Nails cut. I’d have to go in that back room. I sat and refused to move my 61-pound body.
“Pebbles, you’re just getting your nails trimmed,” my owner said. Her voice sharpened. “Come on, let’s go.” She pulled, but I did not budge.
No. I couldn’t go back there. I’m sorry. I wish it weren’t so. Truly I do, but I can’t stand to see and… I’d been pushed, and the door closed quickly behind me. Lowering my head, I wished my keen sense of smell would diminish just for the few minutes it took to get my nails trimmed. I looked away. The nurse held my head and talked to me. I didn’t listen. I wanted to be done.
My heart faltered, Death flew past me and stopped where my sibling lay. Yes, the familiar scent was that of my sister from the same litter our mom bore just over nine years ago. She’d been the one Death came for behind the door. I barked. At first I wanted Death to leave her be, but I heard the talk. That she’d been in pain. Her organs shut down, and nothing could be done. I barked again, saying goodbye and wishing her a safe trot over the bridge to doggie heaven.
I returned to my owner, calmer.
“Happy to have those nails cut,” she said.
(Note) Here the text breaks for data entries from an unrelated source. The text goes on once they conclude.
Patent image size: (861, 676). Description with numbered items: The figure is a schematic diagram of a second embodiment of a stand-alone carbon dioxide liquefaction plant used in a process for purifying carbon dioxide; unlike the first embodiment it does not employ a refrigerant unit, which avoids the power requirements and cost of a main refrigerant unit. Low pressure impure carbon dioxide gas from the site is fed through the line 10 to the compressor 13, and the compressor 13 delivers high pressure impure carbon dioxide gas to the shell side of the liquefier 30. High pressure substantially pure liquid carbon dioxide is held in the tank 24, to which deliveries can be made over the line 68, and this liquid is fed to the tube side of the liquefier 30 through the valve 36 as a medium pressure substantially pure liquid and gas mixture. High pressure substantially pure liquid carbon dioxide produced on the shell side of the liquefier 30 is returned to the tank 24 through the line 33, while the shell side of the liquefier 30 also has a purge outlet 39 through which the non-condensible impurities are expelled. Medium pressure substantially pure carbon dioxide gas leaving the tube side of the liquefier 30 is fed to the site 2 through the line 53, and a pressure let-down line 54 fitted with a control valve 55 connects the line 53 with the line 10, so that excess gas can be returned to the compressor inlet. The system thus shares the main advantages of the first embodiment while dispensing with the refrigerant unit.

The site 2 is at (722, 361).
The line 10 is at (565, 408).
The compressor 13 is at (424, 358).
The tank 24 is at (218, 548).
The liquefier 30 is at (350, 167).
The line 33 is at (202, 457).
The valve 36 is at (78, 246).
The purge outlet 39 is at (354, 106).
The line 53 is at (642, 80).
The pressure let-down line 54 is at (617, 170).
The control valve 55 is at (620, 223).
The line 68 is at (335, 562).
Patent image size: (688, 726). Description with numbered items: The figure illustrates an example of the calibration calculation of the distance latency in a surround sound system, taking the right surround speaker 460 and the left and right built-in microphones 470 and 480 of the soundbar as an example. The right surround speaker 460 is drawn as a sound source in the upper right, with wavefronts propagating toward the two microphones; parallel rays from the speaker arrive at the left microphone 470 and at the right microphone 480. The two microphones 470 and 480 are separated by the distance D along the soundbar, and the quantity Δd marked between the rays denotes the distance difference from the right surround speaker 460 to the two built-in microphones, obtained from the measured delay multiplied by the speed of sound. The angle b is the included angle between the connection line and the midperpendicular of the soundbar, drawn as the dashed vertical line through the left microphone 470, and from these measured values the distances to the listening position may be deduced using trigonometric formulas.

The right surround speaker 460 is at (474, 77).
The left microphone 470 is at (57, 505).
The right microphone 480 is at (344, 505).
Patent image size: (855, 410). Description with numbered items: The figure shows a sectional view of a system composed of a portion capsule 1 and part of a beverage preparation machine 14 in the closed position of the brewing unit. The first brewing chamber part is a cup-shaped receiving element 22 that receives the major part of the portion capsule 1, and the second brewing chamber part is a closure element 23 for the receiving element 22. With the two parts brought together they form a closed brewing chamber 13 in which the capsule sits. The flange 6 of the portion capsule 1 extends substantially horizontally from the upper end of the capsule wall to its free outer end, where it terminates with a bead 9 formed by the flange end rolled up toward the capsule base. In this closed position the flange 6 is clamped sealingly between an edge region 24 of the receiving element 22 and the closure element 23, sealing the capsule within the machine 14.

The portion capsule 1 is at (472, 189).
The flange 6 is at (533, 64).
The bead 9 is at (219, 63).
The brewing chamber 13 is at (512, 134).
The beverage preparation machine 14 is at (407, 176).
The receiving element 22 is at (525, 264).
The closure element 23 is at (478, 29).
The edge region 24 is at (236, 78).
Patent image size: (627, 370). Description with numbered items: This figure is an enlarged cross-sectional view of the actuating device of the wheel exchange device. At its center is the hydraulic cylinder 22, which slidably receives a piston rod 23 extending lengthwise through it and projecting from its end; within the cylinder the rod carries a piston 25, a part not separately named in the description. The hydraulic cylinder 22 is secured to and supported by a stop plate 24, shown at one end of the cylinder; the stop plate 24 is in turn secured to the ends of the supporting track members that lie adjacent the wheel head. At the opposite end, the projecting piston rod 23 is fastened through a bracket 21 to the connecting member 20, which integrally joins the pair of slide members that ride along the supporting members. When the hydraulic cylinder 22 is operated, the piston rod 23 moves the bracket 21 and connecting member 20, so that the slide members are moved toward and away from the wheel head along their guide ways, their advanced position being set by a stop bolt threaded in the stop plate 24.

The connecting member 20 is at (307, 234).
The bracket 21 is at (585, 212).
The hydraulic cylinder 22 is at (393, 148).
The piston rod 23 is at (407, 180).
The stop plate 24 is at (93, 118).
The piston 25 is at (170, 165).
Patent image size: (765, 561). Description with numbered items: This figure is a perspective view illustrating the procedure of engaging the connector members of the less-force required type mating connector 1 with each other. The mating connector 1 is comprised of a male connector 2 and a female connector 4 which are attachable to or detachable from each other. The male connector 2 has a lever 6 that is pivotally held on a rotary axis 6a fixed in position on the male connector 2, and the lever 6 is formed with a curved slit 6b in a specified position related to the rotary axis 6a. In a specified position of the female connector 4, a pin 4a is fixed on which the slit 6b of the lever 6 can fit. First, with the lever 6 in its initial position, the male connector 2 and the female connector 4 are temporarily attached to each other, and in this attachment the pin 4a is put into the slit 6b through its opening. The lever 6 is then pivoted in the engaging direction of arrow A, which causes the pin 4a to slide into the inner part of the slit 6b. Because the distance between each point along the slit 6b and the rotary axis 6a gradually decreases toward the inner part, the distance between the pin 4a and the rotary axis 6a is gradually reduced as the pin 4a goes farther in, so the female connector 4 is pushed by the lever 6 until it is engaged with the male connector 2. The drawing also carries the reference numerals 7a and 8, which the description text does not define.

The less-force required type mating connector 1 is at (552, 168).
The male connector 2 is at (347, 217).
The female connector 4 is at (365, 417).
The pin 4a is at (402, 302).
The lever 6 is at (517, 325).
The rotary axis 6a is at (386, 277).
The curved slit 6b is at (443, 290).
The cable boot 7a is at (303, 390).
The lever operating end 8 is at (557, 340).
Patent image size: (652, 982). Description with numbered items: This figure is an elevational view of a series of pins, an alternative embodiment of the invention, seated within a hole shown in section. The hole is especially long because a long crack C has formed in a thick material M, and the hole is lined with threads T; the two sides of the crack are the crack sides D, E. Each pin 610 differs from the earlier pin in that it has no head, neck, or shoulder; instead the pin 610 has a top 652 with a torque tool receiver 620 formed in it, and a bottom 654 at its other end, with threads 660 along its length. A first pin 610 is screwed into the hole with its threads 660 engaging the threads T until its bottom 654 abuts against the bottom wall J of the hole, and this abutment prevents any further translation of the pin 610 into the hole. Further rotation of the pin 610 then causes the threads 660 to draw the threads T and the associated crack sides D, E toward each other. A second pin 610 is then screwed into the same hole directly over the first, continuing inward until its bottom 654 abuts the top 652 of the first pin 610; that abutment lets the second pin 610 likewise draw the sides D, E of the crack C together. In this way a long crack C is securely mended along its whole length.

After paying we walked out and she turned to hold the door for my litter sibling’s owner. A young man with tears in his eyes and a leash wrapped in his hand. I took in her scent, knowing she’d gone peacefully and now trotted aimlessly full of joy across a great field, one that never ended.
My owner knew. “Awe, you’re sister, Tippy, didn’t make it. But she’s not in pain any more and is where she needs to be.”
I wagged my tail. She hugged me. On the drive home, I stuck my head out the window and looked up to the sky, taking in the fresh air for me and Tippy.
*Footnote: This story, though told through my dog, Pebbles’, point of view, is based on fact. My heart goes out to Tippy’s family over their loss.